Lita mengangguk dan matanya berkeliling mencari satu sosok lagi yang semestinya ada di dekatnya saat ini. Tapi, terakhir terlihat tadi saat Lita sedang dipeluk sebagai ucapan selamat dari Kay.

"Nyari siapa, sih?"

"Kak Daffa..." Lita berbalik dan ada Daffa lagi senyum lebar. Kedua mata itu kembali ikut tersenyum. "Kemana aja tadi?"

"Kenapa? Merasa kehilangan ya, nggak liat beberapa menit aja?"

"Ihh, Kak Daffa ge-er banget."

"By the way, selamat ya. Keren tadi three point-nya." Daffa mengulurkan tangannya yang langsung disambut Lita.

Daffa tidak langsung melepas genggamannya, ia memakaikan sesuatu di pergelangan tangan Lita. Membuat kening Lita berkerut bingung apa yang sedang Daffa lakukan.

"Maybe this bracelet just a little thing for you, but with all your little things I'm in love with you."

Badan Lita terkesiap mendengar kata-kata Daffa saat dirinya selesai dipakaikan gelang perak cantik dengan satu bintang kecil menjadi hiasannya. Di depannya berdiri Daffa yang tersenyum seolah menunggu respon darinya.

"Kak Daffa ini..." Tangan Lita terangkat membuat gelang itu terlihat lebih indah di tangan mungilnya.

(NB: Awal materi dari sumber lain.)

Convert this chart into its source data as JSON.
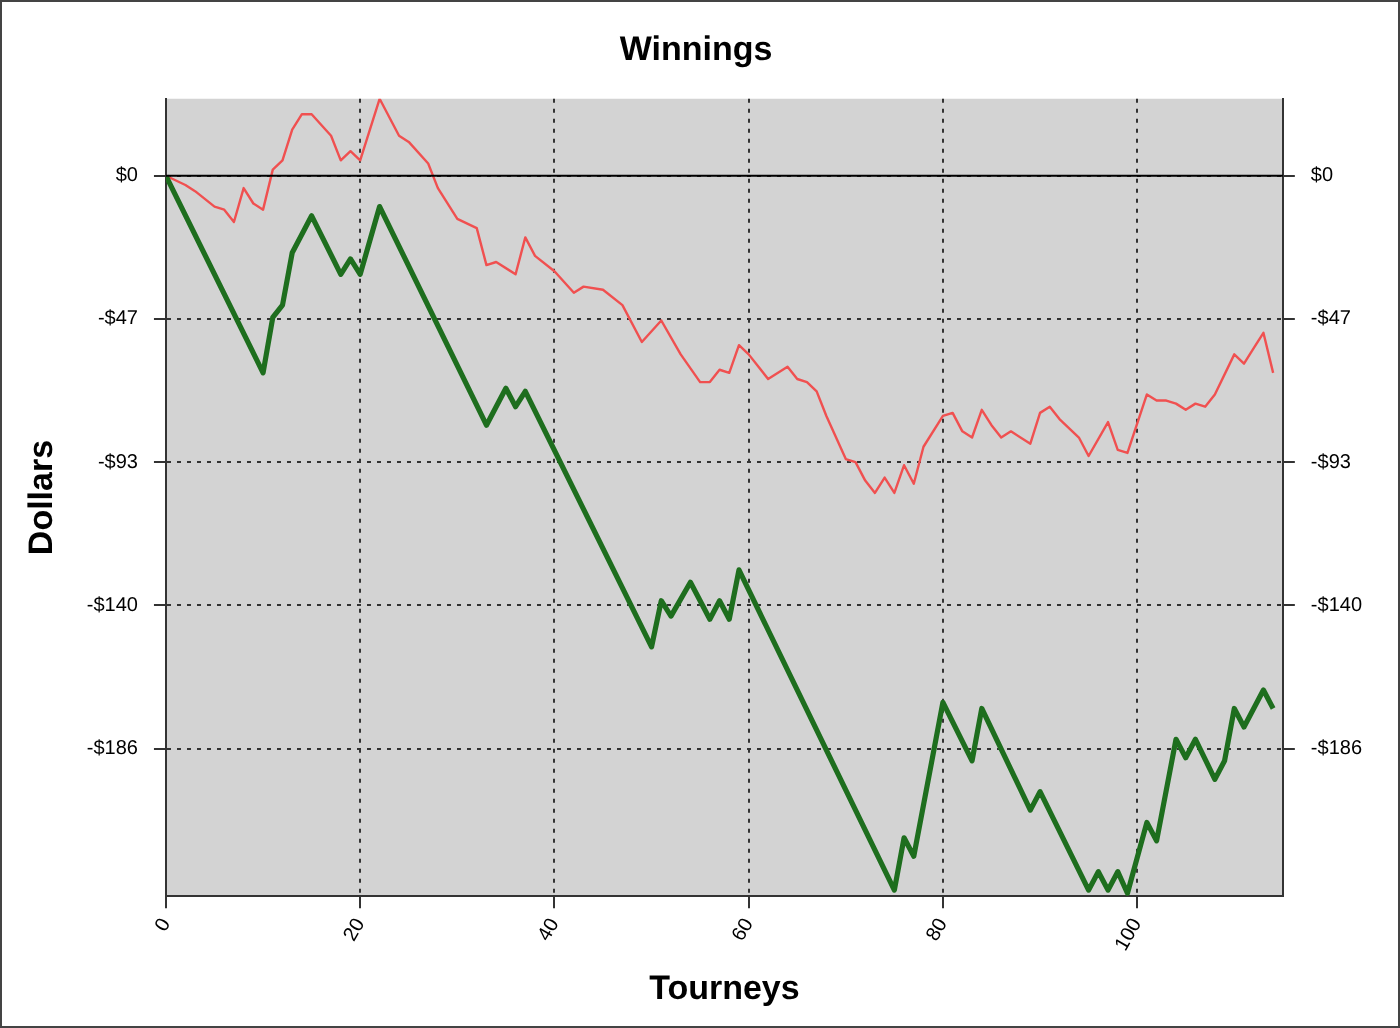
{
  "chart_data": {
    "type": "line",
    "title": "Winnings",
    "xlabel": "Tourneys",
    "ylabel": "Dollars",
    "xlim": [
      0,
      115
    ],
    "xticks": [
      0,
      20,
      40,
      60,
      80,
      100
    ],
    "ylim": [
      -234,
      25
    ],
    "yticks": [
      {
        "value": 0,
        "label": "$0"
      },
      {
        "value": -46.5,
        "label": "-$47"
      },
      {
        "value": -93,
        "label": "-$93"
      },
      {
        "value": -139.5,
        "label": "-$140"
      },
      {
        "value": -186,
        "label": "-$186"
      }
    ],
    "y2lim": [
      -234,
      25
    ],
    "y2ticks": [
      {
        "value": 0,
        "label": "$0"
      },
      {
        "value": -46.5,
        "label": "-$47"
      },
      {
        "value": -93,
        "label": "-$93"
      },
      {
        "value": -139.5,
        "label": "-$140"
      },
      {
        "value": -186,
        "label": "-$186"
      }
    ],
    "series": [
      {
        "color": "#1e6e1e",
        "x": [
          0,
          10,
          11,
          12,
          13,
          15,
          18,
          19,
          20,
          22,
          33,
          35,
          36,
          37,
          50,
          51,
          52,
          54,
          56,
          57,
          58,
          59,
          75,
          76,
          77,
          80,
          83,
          84,
          89,
          90,
          95,
          96,
          97,
          98,
          99,
          101,
          102,
          104,
          105,
          106,
          108,
          109,
          110,
          111,
          113,
          114
        ],
        "values": [
          0,
          -64,
          -46,
          -42,
          -25,
          -13,
          -32,
          -27,
          -32,
          -10,
          -81,
          -69,
          -75,
          -70,
          -153,
          -138,
          -143,
          -132,
          -144,
          -138,
          -144,
          -128,
          -232,
          -215,
          -221,
          -171,
          -190,
          -173,
          -206,
          -200,
          -232,
          -226,
          -232,
          -226,
          -233,
          -210,
          -216,
          -183,
          -189,
          -183,
          -196,
          -190,
          -173,
          -179,
          -167,
          -173
        ]
      },
      {
        "color": "#f05050",
        "x": [
          0,
          2,
          3,
          5,
          6,
          7,
          8,
          9,
          10,
          11,
          12,
          13,
          14,
          15,
          17,
          18,
          19,
          20,
          22,
          24,
          25,
          27,
          28,
          30,
          32,
          33,
          34,
          36,
          37,
          38,
          40,
          42,
          43,
          45,
          47,
          49,
          51,
          53,
          55,
          56,
          57,
          58,
          59,
          60,
          62,
          64,
          65,
          66,
          67,
          68,
          70,
          71,
          72,
          73,
          74,
          75,
          76,
          77,
          78,
          80,
          81,
          82,
          83,
          84,
          85,
          86,
          87,
          89,
          90,
          91,
          92,
          94,
          95,
          97,
          98,
          99,
          101,
          102,
          103,
          104,
          105,
          106,
          107,
          108,
          110,
          111,
          112,
          113,
          114
        ],
        "values": [
          0,
          -3,
          -5,
          -10,
          -11,
          -15,
          -4,
          -9,
          -11,
          2,
          5,
          15,
          20,
          20,
          13,
          5,
          8,
          5,
          25,
          13,
          11,
          4,
          -4,
          -14,
          -17,
          -29,
          -28,
          -32,
          -20,
          -26,
          -31,
          -38,
          -36,
          -37,
          -42,
          -54,
          -47,
          -58,
          -67,
          -67,
          -63,
          -64,
          -55,
          -58,
          -66,
          -62,
          -66,
          -67,
          -70,
          -78,
          -92,
          -93,
          -99,
          -103,
          -98,
          -103,
          -94,
          -100,
          -88,
          -78,
          -77,
          -83,
          -85,
          -76,
          -81,
          -85,
          -83,
          -87,
          -77,
          -75,
          -79,
          -85,
          -91,
          -80,
          -89,
          -90,
          -71,
          -73,
          -73,
          -74,
          -76,
          -74,
          -75,
          -71,
          -58,
          -61,
          -56,
          -51,
          -64
        ]
      }
    ],
    "ref_lines": [
      {
        "axis": "y",
        "value": 0,
        "color": "#000000"
      }
    ],
    "grid": true,
    "legend": false,
    "marker": "none",
    "line_style": "solid"
  }
}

"Itu gelang," sahut Daffa jenaka.

"Kak Daffa tadi..."

"Tadi itu lagu One Direction yang di modifikasi sedikit."

"Ohh lagu... hmm, makasih ya, Kak."

"Ditunggu ya, jawaban dari lagu tadi." Daffa membelai gemas puncak kepala Lita, kemudian berjalan meninggalkannya, menghampiri yang lainnya.

Tingga lah Lita yang masih berdiri mematung. Tangannya secara tidak sadar mengusap pelan gelang pemberian Daffa barusan. Daffa bilang kata-kata sebelumnya adalah lagu, tapi sebelum pergi tadi ditunggu jawaban dari lagu itu. Apa barusan tadi itu Daffa menyatakan perasaannya?

*

Selang beberapa jam merayakan kemenangan tim basket Garuda Bangsa bersama Lerina dan Mary, Lita dihubungi Daffa kalau ia beserta Kay, Seran, Advin dan Fiksa sedang menuju rumah sakit. Daffa bilang tiba-tiba Liona mengamuk dan mengalami syok berat, pihak rumah sakit hampir kewalahan menanganinya. Padahal saat itu juga mereka berlima sedang berkumpul dirumah Kay, sama-sama sedang merayakan kemenangan Garuda Bangsa.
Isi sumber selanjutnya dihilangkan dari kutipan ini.